Tard en soirée, Wendy est désormais serrée tout contre moi tandis que nous avançons dans la nuit noire. Nous parlons de nos familles respectives. De faibles lumières au sol éclairent à peine nos pas. Le black-out est pris très au sérieux. Nous nous arrêtons souvent pour nous enlacer. Lorsqu’on arrive à l’hôtel, Wendy accepte de passer la nuit avec moi. Tard dans la nuit, le bruit strident des sirènes sonne l’alerte. Des bombardiers allemands approchent. Les consignes de sécurité de l’hôtel obligent les clients à se réfugier au sous-sol ou encore dans les stations du métro. C’est une nouvelle expérience pour moi, mais pour Wendy il s’agit d’une menace devenue routinière. Qu’importe les bombes!
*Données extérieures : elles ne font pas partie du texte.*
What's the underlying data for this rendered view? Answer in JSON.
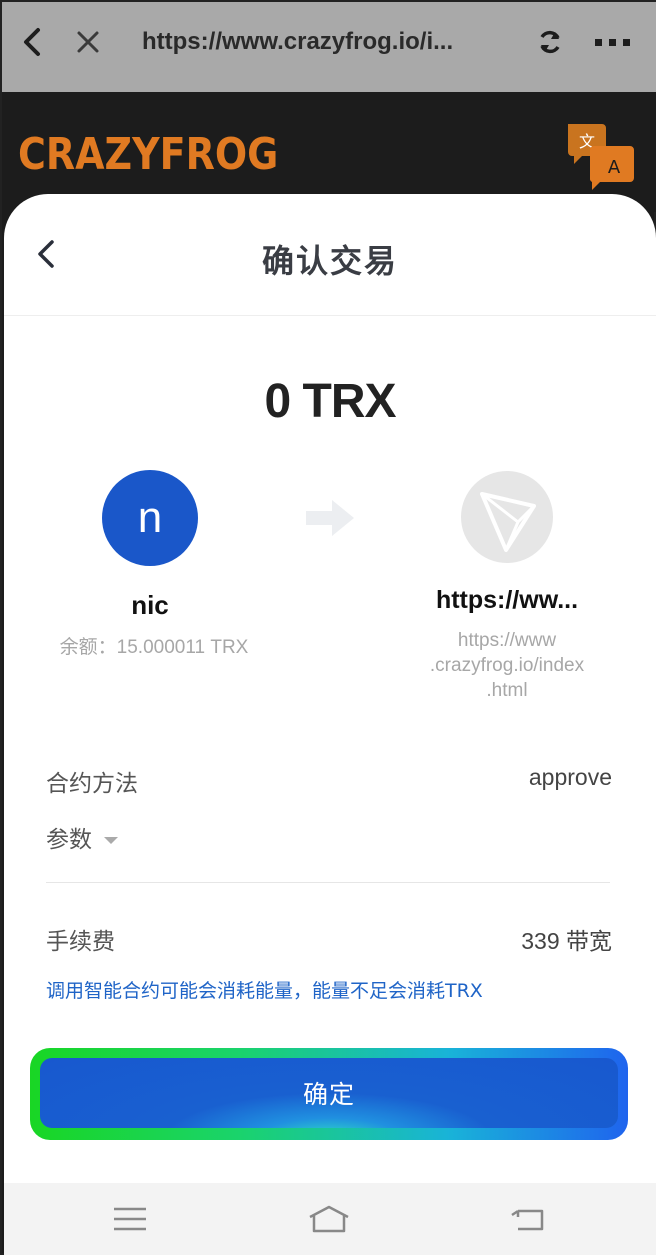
{
  "browser": {
    "url": "https://www.crazyfrog.io/i...",
    "back_icon": "back-arrow-icon",
    "close_icon": "close-icon",
    "refresh_icon": "refresh-icon",
    "more_icon": "more-horizontal-icon"
  },
  "site": {
    "logo_text": "CRAZYFROG",
    "logo_color": "#e07a22",
    "translate_icon": "translate-icon"
  },
  "sheet": {
    "title": "确认交易",
    "amount": "0 TRX",
    "from": {
      "avatar_letter": "n",
      "name": "nic",
      "balance": "余额：15.000011 TRX",
      "avatar_color": "#1a57c9"
    },
    "to": {
      "name": "https://ww...",
      "url_lines": [
        "https://www",
        ".crazyfrog.io/index",
        ".html"
      ]
    },
    "rows": {
      "method_label": "合约方法",
      "method_value": "approve",
      "params_label": "参数",
      "fee_label": "手续费",
      "fee_value": "339 带宽"
    },
    "energy_note": "调用智能合约可能会消耗能量，能量不足会消耗TRX",
    "confirm_label": "确定",
    "accent_color": "#1858cf"
  },
  "nav": {
    "menu_icon": "menu-icon",
    "home_icon": "home-icon",
    "back_icon": "return-icon"
  }
}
Wendy ne veut pas quitter la chambre. Nous ouvrons plutôt bien grand les rideaux de la fenêtre pour observer les faisceaux de lumière de la DCA qui traquent l’ennemi. Les coups de canons antiaériens font trembler les fenêtres. Le raid a lieu dans l’estuaire de la Tamise, c’est-à-dire près de l’hôtel. Le bruit des moteurs des bombardiers, des bombes et des explosions nous apeurent et nous fascinent à la fois. Au bout de 30 minutes, le calme revient. Nous fermons les rideaux. Nous retournons au lit. Nous ne sommes pas morts. La vie continue.

Au déjeuner, j’apprends à Wendy que je partirai bientôt pour l’Afrique.

Qu’arrivera-t-il de toi?

Je reviendrai, lui dis-je.

Les aviateurs ne tiennent pas leurs promesses, me dit-elle.

Je hèle un taxi et je la dépose à son bureau, au Marble Arch. Puis je me rends à la gare Victoria pour retourner à ma base. Mon voyage à Londres est terminé.

Dès mon retour au camp, l’adjudant nous annonce que notre avion est de nouveau prêt à voler. Des réservoirs de longue portée ont été installés dans la soute à bombes. Le départ pour Portreath est prévu pour le lendemain, ce qui me prend quelque peu par surprise. Je suis forcé d’abandonner les vêtements que j’avais apportés à la blanchisserie... Comment récupérer mes quelques biens? Je prends la chance d’afficher sur un babillard une note demandant à Raymond Barry, ami de ma sœur Magdeleine, de récupérer mes affaires et de les apporter si possible en Afrique avec lui. C’est un peu comme si je lançais une bouteille à la mer à la veille de m’envoler.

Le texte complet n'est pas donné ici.